Your correspondent (Letters, 29 October) suggests that the first aid and rescue facilities provided for the likes of football supporters and mountain goers provides the same “pull” factors as search and rescue operations in the Mediterranean. It is worth noting that (successive) governments consider such services so inessential that they signally fail to provide them, leaving such support to charities viz St John Ambulance, various mountain rescue groups, the RNLI and the likes of the Yorkshire Air Ambulance. Perhaps the coalition is hoping a charity will step in to replace the navy?
Dr Neil Denby
Denby Dale, West Yorkshire
• It was not only prominent academics kept under surveillance (Letters, 27 October), it was the ordinary person too. When I worked in the planning department at the London borough of Haringey in the 70s, I was approached to provide details of organisations opposed to the Archway Road proposals in north London.
Richard Bull
Woodbridge, Suffolk
• Should we not be concerned about the outcome for Henry (Notes and queries, 30 October)? That’s what has been worrying me all along. Perhaps the writer has an ultimate outcome planned of Rob being a thoroughly good egg (a nervous breakdown might do it) so that no concern for Henry has been necessary.
Margaret Davis
London
• Tesco managers go on holiday to reconnect (Report, 27 October).

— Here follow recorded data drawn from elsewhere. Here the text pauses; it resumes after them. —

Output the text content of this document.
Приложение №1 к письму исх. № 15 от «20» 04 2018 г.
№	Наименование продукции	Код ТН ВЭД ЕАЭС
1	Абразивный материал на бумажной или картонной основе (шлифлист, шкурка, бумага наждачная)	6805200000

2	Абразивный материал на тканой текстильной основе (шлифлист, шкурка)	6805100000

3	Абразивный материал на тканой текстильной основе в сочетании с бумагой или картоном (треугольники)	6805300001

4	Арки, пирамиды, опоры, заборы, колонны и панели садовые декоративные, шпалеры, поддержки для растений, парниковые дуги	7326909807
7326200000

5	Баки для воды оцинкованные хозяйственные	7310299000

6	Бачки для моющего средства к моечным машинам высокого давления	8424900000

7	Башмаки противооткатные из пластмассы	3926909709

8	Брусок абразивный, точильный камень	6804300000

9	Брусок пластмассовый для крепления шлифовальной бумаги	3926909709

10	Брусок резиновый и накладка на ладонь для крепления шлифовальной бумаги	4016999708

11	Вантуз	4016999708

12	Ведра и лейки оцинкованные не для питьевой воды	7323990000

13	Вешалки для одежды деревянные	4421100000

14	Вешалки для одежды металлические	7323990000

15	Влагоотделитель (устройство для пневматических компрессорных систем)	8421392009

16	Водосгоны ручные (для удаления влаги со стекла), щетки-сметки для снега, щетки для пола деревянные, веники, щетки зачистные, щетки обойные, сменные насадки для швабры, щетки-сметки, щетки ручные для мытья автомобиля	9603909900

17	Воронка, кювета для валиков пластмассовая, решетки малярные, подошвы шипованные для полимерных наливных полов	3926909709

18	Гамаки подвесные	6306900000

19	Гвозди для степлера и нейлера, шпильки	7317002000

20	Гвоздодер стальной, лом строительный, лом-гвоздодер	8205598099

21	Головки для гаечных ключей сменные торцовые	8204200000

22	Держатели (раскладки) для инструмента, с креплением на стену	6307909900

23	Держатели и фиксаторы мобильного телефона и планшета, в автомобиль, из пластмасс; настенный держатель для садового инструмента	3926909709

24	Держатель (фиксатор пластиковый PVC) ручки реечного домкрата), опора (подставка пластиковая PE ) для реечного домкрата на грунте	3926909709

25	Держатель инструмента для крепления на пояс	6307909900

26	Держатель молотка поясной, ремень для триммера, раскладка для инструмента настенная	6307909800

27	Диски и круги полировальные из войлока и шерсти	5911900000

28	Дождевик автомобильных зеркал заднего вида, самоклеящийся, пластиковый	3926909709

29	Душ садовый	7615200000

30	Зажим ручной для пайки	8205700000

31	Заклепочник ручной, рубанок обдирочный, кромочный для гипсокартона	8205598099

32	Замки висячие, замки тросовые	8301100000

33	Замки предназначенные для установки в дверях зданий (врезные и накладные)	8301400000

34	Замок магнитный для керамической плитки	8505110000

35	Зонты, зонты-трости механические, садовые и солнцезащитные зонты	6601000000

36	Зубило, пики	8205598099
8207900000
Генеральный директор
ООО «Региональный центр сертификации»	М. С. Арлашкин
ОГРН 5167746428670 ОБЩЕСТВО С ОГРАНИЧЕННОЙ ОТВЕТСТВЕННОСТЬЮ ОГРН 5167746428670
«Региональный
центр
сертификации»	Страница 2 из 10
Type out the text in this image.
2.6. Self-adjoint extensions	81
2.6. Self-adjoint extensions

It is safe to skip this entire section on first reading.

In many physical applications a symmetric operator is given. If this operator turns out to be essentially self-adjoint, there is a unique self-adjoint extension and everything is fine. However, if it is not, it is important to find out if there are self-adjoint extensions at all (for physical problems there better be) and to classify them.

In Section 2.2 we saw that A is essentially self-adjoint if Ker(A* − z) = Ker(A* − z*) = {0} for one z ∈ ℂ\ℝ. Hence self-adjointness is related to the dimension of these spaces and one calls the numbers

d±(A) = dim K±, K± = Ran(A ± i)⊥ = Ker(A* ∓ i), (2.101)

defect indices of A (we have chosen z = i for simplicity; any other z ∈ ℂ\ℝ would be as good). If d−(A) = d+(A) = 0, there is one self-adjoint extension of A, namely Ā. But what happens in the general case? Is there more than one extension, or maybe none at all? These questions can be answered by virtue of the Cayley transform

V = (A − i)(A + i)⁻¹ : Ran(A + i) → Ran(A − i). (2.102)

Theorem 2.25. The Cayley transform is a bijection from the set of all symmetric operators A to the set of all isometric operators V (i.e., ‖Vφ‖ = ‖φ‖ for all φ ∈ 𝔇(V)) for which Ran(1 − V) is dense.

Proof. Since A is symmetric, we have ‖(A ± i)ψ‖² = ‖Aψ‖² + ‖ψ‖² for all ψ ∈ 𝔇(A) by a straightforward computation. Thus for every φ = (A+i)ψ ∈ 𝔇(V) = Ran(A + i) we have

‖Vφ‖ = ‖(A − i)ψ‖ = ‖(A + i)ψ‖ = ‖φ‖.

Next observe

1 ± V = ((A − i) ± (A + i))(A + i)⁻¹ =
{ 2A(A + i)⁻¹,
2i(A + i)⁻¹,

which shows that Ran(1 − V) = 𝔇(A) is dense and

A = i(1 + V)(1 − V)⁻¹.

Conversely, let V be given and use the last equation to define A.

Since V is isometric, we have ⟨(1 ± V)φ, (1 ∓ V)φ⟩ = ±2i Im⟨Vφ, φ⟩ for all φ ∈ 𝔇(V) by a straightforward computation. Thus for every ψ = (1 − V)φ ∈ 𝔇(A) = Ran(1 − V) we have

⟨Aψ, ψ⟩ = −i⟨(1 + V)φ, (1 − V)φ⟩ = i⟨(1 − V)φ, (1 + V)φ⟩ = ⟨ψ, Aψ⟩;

Have they considered asking a few NHS managers for their advice about running a large organisation?
Barry Coomber
Pinner, Middlesex
• Lack of interest in DIY may not necessarily be linked to whether you rent or own your own home (Letters, 28 October). Both my sons are buying their homes. Neither of them appears to be interested in DIY. This may be related to their teenage experience of witnessing their father’s attempts at hanging wallpaper.